The 330 gross tonnage cargoship Bláth na Mara normally serves as an essential life-line providing supplies to island communities of all three Aran Islands, Inishmore, Inis Meain and Inis Oirr.
Instead Chateau Thierry which has a roll on / roll-off capabilities is currently covering in as relief cargoship on the Galway route. As there is no slipway facilities, cargo loading will involve use of a deck-mounted crane. In the meantime this replacement vessel has allowed ongoing maintenance work to continue on Bláth na Mara while docked in Galway Docks.
Operators of both freighters, Lasta Mara Teoranta normally deploy Chateau Thierry, a former US tank landing craft (see report photo) on a second service to Aran Islands from Rossaveel. This service conveys trucks, excavators and heavy plant and machinery.

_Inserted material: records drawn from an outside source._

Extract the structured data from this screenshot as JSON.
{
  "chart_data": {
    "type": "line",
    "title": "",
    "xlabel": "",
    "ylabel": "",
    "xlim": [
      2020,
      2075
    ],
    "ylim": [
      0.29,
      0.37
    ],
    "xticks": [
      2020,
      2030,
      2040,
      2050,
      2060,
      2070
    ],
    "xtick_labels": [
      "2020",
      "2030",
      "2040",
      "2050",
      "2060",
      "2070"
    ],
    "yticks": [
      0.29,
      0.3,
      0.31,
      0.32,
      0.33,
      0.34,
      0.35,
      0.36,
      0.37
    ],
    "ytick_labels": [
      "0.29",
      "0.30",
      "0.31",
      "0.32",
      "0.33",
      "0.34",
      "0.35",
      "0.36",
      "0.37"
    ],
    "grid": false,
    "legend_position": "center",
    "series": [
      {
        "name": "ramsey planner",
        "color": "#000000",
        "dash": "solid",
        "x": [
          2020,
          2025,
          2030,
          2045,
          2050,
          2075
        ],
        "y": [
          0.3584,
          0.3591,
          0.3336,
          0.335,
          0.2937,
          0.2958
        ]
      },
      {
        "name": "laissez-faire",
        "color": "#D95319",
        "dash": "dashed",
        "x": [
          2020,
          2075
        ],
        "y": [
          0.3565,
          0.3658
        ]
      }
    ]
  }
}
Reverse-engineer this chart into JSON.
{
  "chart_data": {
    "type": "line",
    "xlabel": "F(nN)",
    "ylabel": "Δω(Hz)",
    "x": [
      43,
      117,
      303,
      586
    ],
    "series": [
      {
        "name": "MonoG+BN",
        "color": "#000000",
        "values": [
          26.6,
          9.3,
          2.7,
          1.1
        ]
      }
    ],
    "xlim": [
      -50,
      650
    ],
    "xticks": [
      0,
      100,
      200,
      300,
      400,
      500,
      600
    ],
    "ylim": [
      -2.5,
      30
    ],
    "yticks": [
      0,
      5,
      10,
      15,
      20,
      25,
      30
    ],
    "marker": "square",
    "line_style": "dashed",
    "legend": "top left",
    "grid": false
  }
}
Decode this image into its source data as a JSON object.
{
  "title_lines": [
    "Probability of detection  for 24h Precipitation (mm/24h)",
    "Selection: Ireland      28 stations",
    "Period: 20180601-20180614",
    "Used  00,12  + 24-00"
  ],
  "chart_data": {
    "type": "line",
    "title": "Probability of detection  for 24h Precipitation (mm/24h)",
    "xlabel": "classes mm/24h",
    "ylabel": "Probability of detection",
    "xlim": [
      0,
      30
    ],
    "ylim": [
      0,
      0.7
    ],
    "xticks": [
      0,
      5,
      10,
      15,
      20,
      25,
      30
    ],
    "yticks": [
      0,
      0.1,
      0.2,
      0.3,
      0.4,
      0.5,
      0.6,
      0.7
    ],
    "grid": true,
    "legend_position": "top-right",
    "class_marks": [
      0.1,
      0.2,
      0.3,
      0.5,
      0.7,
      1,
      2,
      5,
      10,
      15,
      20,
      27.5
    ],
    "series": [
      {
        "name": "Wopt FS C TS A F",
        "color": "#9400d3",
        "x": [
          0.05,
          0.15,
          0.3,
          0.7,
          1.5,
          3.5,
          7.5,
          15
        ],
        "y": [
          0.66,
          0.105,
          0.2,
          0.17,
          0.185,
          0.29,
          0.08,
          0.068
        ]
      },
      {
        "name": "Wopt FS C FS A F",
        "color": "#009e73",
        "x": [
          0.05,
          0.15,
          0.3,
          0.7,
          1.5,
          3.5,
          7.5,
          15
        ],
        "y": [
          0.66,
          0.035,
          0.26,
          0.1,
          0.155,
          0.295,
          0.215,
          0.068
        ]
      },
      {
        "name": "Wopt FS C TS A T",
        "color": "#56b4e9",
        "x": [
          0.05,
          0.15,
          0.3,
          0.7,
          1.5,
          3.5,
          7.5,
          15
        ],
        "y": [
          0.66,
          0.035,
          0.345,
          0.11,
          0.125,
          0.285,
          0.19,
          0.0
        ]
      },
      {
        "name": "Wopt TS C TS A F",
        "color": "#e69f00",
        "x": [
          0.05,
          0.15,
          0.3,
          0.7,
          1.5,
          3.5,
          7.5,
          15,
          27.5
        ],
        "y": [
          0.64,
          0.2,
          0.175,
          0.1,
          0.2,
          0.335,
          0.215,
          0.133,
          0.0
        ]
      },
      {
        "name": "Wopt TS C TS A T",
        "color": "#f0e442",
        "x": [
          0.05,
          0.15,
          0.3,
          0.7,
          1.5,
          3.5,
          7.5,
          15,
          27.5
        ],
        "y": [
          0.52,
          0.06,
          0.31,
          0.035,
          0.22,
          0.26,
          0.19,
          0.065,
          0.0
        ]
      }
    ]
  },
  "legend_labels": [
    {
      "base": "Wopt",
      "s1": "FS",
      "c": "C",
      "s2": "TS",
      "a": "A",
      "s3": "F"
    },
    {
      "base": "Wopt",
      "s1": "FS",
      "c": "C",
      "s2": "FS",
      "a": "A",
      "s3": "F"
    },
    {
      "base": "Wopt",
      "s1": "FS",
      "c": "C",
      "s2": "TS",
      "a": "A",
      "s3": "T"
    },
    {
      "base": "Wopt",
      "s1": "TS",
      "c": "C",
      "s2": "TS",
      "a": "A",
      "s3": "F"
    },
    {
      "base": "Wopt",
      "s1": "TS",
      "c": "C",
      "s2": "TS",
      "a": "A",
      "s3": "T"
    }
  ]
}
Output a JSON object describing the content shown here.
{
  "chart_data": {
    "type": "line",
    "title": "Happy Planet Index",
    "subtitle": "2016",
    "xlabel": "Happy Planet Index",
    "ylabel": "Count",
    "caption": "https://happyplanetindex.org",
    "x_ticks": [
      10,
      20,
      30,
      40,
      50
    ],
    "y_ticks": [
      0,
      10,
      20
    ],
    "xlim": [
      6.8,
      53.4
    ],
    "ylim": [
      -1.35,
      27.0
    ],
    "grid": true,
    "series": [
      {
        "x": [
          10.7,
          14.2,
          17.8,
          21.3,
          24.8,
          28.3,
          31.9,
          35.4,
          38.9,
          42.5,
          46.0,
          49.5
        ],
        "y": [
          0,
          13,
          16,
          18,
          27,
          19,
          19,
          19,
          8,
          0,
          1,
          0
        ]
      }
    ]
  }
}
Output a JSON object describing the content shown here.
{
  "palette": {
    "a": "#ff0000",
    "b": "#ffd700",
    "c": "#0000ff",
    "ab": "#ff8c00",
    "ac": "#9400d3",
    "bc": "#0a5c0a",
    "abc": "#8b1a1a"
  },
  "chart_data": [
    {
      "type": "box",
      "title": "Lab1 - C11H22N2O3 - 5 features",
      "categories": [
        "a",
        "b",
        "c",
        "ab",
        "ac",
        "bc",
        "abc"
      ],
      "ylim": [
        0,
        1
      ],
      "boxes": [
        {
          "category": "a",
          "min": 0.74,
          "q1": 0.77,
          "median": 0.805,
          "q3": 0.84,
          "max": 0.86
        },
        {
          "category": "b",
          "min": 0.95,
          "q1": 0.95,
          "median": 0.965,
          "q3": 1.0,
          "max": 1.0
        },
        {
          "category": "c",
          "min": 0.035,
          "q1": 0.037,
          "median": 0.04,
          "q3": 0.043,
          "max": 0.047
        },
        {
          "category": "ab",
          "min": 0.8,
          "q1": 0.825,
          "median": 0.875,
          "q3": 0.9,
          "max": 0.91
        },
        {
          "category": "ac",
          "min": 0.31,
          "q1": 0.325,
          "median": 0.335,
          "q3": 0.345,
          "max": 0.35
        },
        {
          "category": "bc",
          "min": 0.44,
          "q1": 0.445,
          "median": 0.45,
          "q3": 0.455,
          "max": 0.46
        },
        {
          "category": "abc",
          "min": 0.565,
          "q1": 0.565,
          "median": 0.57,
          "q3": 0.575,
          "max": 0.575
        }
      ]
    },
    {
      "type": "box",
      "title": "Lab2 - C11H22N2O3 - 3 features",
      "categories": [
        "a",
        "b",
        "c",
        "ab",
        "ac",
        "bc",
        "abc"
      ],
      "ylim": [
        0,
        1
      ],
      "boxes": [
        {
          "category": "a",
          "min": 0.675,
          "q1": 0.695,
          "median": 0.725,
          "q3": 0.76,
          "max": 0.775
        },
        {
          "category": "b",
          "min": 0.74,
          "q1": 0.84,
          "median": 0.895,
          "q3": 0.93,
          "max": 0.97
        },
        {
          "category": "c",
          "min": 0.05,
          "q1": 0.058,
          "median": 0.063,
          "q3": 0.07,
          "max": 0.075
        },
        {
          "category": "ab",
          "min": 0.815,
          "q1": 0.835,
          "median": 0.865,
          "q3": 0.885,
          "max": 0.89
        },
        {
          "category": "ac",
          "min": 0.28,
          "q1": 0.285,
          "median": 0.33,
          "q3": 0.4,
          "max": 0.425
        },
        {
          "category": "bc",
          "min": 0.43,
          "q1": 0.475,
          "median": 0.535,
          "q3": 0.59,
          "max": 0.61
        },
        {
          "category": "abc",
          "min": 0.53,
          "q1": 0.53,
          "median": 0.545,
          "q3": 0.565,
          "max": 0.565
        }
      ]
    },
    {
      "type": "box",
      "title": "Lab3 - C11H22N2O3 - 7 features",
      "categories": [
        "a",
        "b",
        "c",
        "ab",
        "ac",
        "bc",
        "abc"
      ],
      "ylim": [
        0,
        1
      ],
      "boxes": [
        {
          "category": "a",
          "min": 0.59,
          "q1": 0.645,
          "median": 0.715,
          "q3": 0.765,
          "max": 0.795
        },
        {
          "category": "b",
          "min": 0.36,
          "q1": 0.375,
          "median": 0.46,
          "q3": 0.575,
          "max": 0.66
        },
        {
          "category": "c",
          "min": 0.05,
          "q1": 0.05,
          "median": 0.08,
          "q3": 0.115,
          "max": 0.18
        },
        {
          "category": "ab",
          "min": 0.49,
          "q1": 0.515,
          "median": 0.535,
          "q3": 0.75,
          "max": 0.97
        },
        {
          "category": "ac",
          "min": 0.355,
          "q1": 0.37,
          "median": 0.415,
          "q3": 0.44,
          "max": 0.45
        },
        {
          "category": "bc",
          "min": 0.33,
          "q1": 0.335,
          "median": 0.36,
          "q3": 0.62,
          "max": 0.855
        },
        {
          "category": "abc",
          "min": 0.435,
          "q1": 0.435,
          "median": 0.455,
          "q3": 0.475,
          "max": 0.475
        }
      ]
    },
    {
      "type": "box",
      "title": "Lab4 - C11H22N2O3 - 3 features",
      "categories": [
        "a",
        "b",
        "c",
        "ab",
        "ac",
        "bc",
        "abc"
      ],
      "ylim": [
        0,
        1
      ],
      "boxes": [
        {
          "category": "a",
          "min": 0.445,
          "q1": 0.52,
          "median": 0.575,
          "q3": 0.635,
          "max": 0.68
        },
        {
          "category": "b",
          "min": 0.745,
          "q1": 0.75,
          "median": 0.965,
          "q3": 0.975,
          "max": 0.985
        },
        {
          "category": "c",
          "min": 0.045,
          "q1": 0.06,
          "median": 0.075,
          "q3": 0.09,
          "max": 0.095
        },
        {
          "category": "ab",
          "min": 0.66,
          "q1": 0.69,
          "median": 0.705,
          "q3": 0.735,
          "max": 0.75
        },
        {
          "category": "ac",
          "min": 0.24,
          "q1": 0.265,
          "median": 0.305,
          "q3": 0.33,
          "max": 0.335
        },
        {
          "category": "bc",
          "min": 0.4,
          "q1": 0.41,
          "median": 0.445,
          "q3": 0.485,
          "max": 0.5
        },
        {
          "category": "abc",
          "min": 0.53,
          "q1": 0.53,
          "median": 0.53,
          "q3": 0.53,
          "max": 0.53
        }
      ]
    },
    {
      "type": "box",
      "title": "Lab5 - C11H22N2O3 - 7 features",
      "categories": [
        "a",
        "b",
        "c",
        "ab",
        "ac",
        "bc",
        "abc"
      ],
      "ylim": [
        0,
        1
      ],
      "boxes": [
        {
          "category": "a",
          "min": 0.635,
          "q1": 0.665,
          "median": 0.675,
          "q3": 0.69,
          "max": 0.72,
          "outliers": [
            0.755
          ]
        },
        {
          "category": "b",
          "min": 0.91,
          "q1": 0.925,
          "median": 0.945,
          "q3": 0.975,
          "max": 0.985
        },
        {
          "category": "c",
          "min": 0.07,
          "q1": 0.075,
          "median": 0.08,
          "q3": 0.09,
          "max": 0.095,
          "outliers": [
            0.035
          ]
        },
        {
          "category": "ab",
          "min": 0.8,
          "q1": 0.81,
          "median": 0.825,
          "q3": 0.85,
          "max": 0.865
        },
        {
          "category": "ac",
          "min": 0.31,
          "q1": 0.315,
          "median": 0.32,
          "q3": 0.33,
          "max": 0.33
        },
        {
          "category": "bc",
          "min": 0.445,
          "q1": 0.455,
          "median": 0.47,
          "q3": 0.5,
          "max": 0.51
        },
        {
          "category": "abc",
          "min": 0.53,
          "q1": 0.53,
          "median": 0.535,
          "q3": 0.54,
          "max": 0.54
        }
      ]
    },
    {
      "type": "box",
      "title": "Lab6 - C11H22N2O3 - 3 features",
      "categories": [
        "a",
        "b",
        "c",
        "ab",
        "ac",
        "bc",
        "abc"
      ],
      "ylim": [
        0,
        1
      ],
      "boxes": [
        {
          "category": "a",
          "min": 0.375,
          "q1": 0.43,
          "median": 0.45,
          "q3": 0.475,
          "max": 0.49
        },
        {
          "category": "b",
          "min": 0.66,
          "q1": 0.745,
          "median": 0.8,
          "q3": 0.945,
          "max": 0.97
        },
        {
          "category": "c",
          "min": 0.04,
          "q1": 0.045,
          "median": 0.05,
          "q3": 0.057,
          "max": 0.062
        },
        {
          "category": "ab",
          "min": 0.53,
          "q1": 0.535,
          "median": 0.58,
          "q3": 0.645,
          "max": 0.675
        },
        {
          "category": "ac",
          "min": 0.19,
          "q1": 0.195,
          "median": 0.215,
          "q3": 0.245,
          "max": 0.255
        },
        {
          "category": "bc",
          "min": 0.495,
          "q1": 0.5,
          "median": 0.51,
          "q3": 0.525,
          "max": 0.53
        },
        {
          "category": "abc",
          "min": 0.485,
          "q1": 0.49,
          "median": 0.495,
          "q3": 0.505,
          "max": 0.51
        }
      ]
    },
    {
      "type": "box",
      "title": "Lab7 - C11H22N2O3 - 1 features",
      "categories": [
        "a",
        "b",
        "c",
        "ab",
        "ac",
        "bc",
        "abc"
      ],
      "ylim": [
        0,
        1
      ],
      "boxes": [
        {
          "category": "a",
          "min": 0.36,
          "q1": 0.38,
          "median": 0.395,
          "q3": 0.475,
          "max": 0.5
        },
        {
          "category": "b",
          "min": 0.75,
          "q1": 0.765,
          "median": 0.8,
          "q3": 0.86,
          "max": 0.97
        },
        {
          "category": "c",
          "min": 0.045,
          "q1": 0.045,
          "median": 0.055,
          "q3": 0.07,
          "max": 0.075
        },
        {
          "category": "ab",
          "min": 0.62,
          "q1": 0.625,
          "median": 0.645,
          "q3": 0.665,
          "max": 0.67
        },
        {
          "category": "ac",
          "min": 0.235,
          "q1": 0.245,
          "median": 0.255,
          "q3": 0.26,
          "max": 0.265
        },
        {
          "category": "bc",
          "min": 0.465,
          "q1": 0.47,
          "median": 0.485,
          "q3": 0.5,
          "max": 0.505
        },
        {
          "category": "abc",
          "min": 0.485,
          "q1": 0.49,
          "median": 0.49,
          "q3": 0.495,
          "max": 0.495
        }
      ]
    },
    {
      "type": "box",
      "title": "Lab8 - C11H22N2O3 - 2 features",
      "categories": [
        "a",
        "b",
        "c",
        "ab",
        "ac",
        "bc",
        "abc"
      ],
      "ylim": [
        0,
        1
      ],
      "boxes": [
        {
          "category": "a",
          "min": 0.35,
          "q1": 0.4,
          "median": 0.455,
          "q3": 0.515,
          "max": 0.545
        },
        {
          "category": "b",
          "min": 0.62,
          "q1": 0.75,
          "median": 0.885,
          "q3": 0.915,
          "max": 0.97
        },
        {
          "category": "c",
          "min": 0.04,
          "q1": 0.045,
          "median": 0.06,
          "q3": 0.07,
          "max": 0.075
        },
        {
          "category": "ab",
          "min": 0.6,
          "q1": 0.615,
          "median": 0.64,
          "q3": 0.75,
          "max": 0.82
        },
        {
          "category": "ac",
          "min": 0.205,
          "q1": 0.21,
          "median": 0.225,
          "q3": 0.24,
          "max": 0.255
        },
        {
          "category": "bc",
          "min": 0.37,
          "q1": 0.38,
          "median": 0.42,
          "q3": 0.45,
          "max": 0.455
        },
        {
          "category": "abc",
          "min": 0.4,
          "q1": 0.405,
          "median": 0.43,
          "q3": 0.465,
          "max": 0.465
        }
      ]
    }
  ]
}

The Government contracted service to the Aran Islands have been operated by Lasta Mara for almost two decades. As the sole operator of freight-only vessels this involves carrying a diverse range of cargoes: from all kinds of food, household items, furniture, coal and vehicles hoisted on board and also livestock. This leaves several other passenger-only operators to serve the islands.
The Galway registered Bláth na Mara based out of the mainland homeport had works completed at Mooney Boats in Killybegs. The call to the yard involved Bláth na Mara using the boat-lift raised to the top of the quayside from where the 36m freighter was transferred on a rail-system to the workshop. This enabled shot blasting and painting of the hull. The works also saw anodes supplied and fitted to the hull.
Cargo loading in Galway Port takes place at the outer pier where Lasta Mara Teo has a warehouse. This is from where the 28m Chateau Thierry departed this morning on the islands cargo feeder service.
Otherwise the routine use of Bláth na Mara involves a single cargo derrick swung from an A-frame foremast. Containers are stowed onto the aft-deck. This layout gives the ship a distinctive profile as the wheelhouse is located at the bow unlike the vast majority of cargoships.
On completion of loading the hard-working coastal freighter heads first to the largest island, Inishmore at Kilronan Harbour. Having discharged cargoes on Inis Mor the service continues to neighbouring Inis Meain and Inis Oirr.